Opinion
The season of Africa
One. We ought to fiercely resist the temptation to be carried away by numbers. African governments are experts at pursuing statistical success at the expense of experiential, verifiable development. Which is why you’ll go on Twitter and see a Nigerian presidential spokesperson announcing that Nigeria’s life expectancy has risen by four years and expecting us to pause what we’re doing to applaud him.
Worshipful submission to these statistics (rising gross domestic product, rising foreign direct investments, etc) and acronymed-diadems (BRINCS and MINT membership cards) very easily steal energy and focus away from the real issues, which have to do with the gritty realities of the daily lives of the continent’s people (minimum wages, functioning schools and hospitals, access to capital, property rights, etc) and provide baseless refuge for lazy and mediocre governments.

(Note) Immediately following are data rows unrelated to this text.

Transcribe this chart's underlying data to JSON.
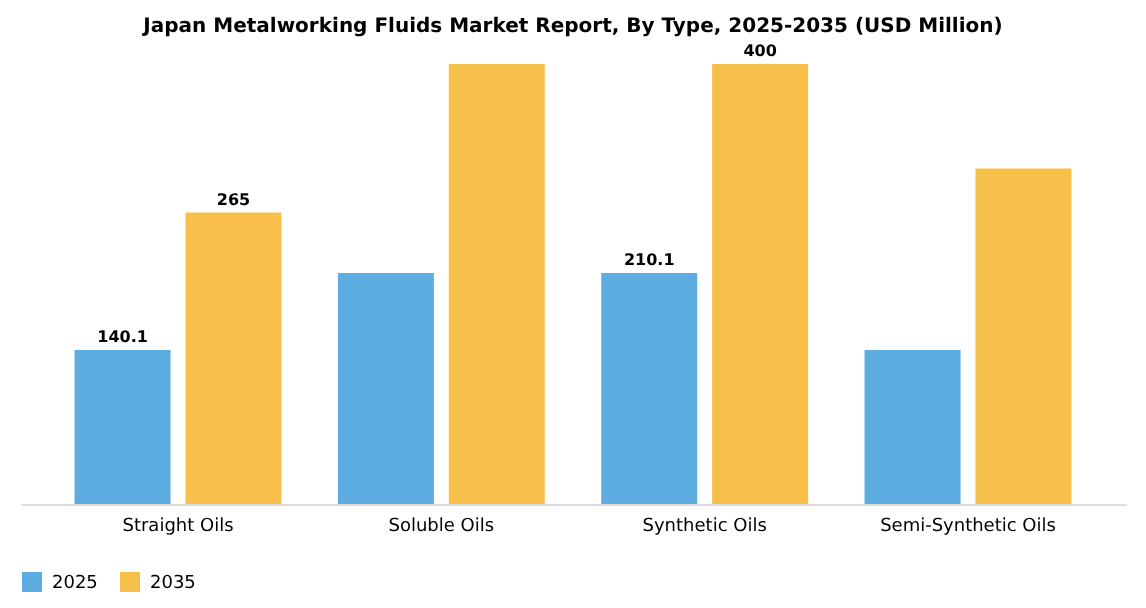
{
  "chart_data": {
    "type": "bar",
    "title": "Japan Metalworking Fluids Market Report, By Type, 2025-2035 (USD Million)",
    "categories": [
      "Straight Oils",
      "Soluble Oils",
      "Synthetic Oils",
      "Semi-Synthetic Oils"
    ],
    "series": [
      {
        "name": "2025",
        "color": "#5dade2",
        "values": [
          140.1,
          210,
          210.1,
          140
        ],
        "value_labels": [
          "140.1",
          null,
          "210.1",
          null
        ]
      },
      {
        "name": "2035",
        "color": "#f7c04a",
        "values": [
          265,
          400,
          400,
          305
        ],
        "value_labels": [
          "265",
          null,
          "400",
          null
        ]
      }
    ],
    "legend": "bottom",
    "grid": false
  }
}
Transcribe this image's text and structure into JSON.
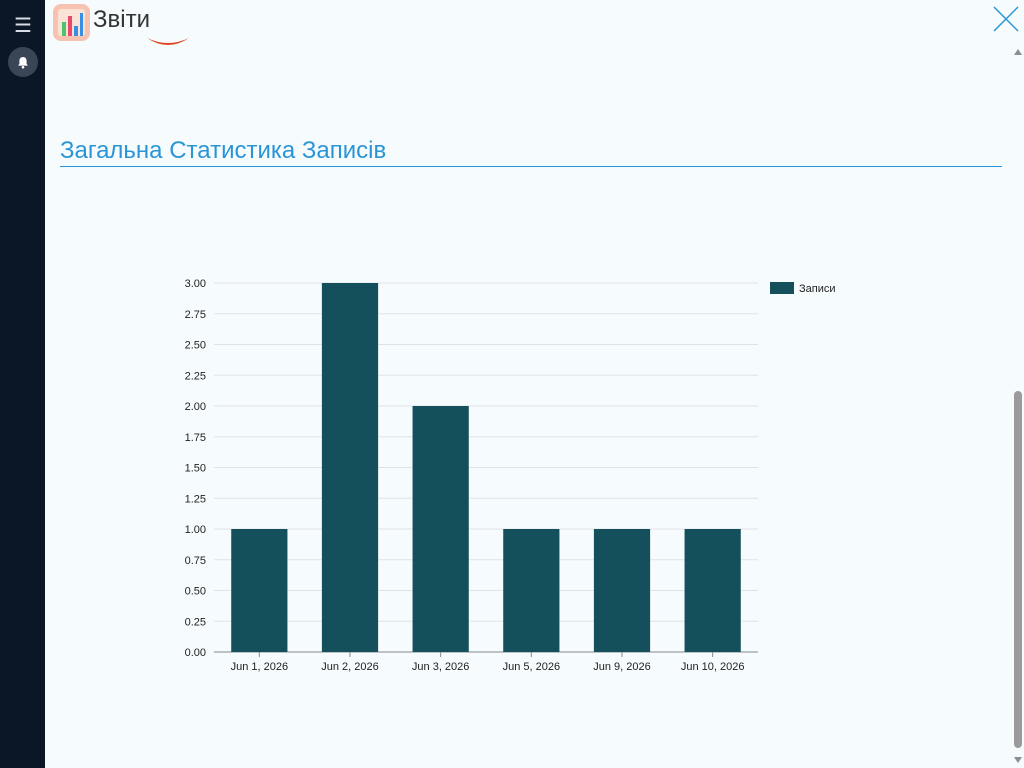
{
  "header": {
    "title": "Звіти",
    "app_icon": "bar-chart-report-icon"
  },
  "sidebar": {
    "menu_icon": "hamburger-menu-icon",
    "bell_icon": "bell-icon"
  },
  "section": {
    "title": "Загальна Статистика Записів"
  },
  "colors": {
    "accent": "#2a95d6",
    "bar": "#144f5c",
    "sidebar_bg": "#0b1626",
    "page_bg": "#f6fbfd",
    "partial_shape": "#e0451f"
  },
  "chart_data": {
    "type": "bar",
    "categories": [
      "Jun 1, 2026",
      "Jun 2, 2026",
      "Jun 3, 2026",
      "Jun 5, 2026",
      "Jun 9, 2026",
      "Jun 10, 2026"
    ],
    "series": [
      {
        "name": "Записи",
        "values": [
          1,
          3,
          2,
          1,
          1,
          1
        ]
      }
    ],
    "ylim": [
      0,
      3
    ],
    "yticks": [
      "0.00",
      "0.25",
      "0.50",
      "0.75",
      "1.00",
      "1.25",
      "1.50",
      "1.75",
      "2.00",
      "2.25",
      "2.50",
      "2.75",
      "3.00"
    ],
    "grid": true,
    "legend": "top-right"
  }
}
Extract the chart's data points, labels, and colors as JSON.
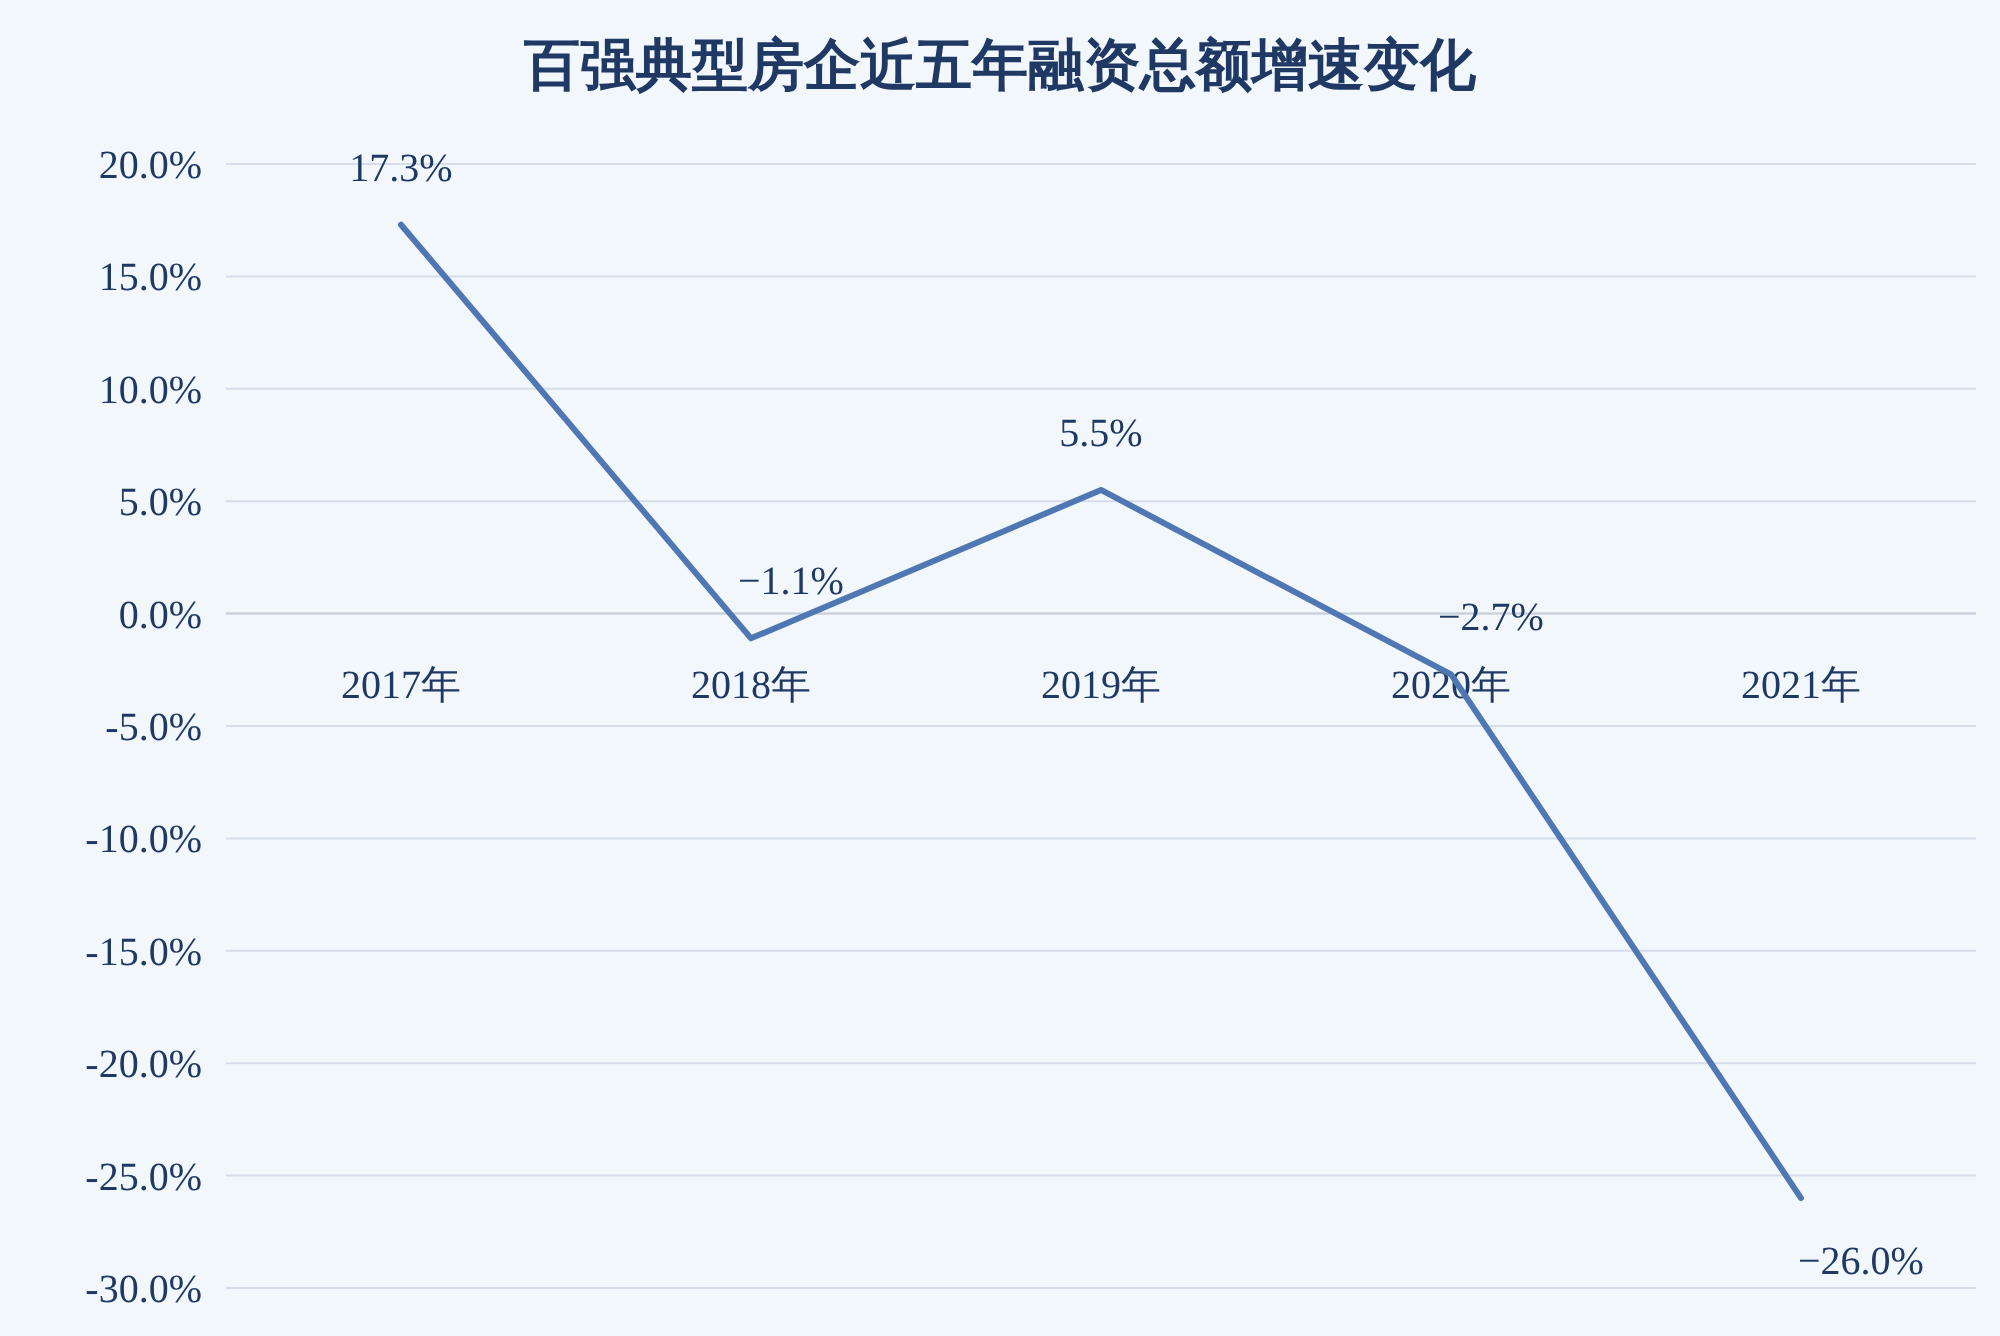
{
  "chart_data": {
    "type": "line",
    "title": "百强典型房企近五年融资总额增速变化",
    "categories": [
      "2017年",
      "2018年",
      "2019年",
      "2020年",
      "2021年"
    ],
    "series": [
      {
        "color": "#4f77b4",
        "values": [
          17.3,
          -1.1,
          5.5,
          -2.7,
          -26.0
        ],
        "value_labels": [
          "17.3%",
          "−1.1%",
          "5.5%",
          "−2.7%",
          "−26.0%"
        ]
      }
    ],
    "ylim": [
      -30,
      20
    ],
    "yticks": [
      {
        "value": 20,
        "label": "20.0%"
      },
      {
        "value": 15,
        "label": "15.0%"
      },
      {
        "value": 10,
        "label": "10.0%"
      },
      {
        "value": 5,
        "label": "5.0%"
      },
      {
        "value": 0,
        "label": "0.0%"
      },
      {
        "value": -5,
        "label": "-5.0%"
      },
      {
        "value": -10,
        "label": "-10.0%"
      },
      {
        "value": -15,
        "label": "-15.0%"
      },
      {
        "value": -20,
        "label": "-20.0%"
      },
      {
        "value": -25,
        "label": "-25.0%"
      },
      {
        "value": -30,
        "label": "-30.0%"
      }
    ],
    "grid": "y",
    "marker": "none",
    "line_style": "solid"
  }
}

That explains the conundrum of a Nigeria with an economy growing at more than 6 percent per annum year-on-year, but that still has not found a way to break free from the curse of darkness – 14 years after the return of democracy and billions of dollars later, we’re still having to listen to government officials demanding commendation (sometimes going as far as on the CNN for this) for providing us 4,000MW of electricity. Jokers.
Two. African countries also need to be more wary and more inquisitive of the antics, passions and ambitions of “do-gooders” – whether they be individuals, corporate organizations or governments. Which is why it’s interesting to read the Governor of the Central Bank of Nigeria, Lamido Sanusi’s hard-hitting China piece that appeared in the Financial Times last month. Sanusi comes out firing from the first line: “It is time for Africans to wake up to the realities of their romance with China.” He goes on to say that “Africa is now willingly opening itself up to a new form of imperialism” and that “a significant contributor to Africa’s de-industrialization and underdevelopment.” Ouch.
The Chinese authorities didn’t exactly appreciate those comments. As I imagine they will not appreciate the one by Zimbabwean Finance Minister, Tendai Biti, at the Reuters Africa Investment Summit in Johannesburg last week. Biti is quoted as saying: “The sad reality is that China are not comrades. Their companies are there to make profits like everyone else. The African textile industry has basically collapsed because of cheap Chinese imports … Africa needs China but let’s create an equitable relationship.”
More than anything else, I think the continent requires self-confidence. We ought to seek to replace the 1980s and 90s clamour for foreign aid with a clamor for self-confidence. That’s the injection we need, upon which all other things shall be added.
It is this self-confidence that will provide the basis for the push for equitable commercial relationships with the rest of the world. It is this self-confidence that will enable us realize the deep value that lies in intra-African trade – and spur the development of the kind of policies and infrastructure that will open the continent up to itself. It is this self-confidence that will propel the proliferation of Africa-inspired, African-owned ideas and solutions, to replace the current blind faith in the efficacy of “all-wise and all-knowing” western offerings.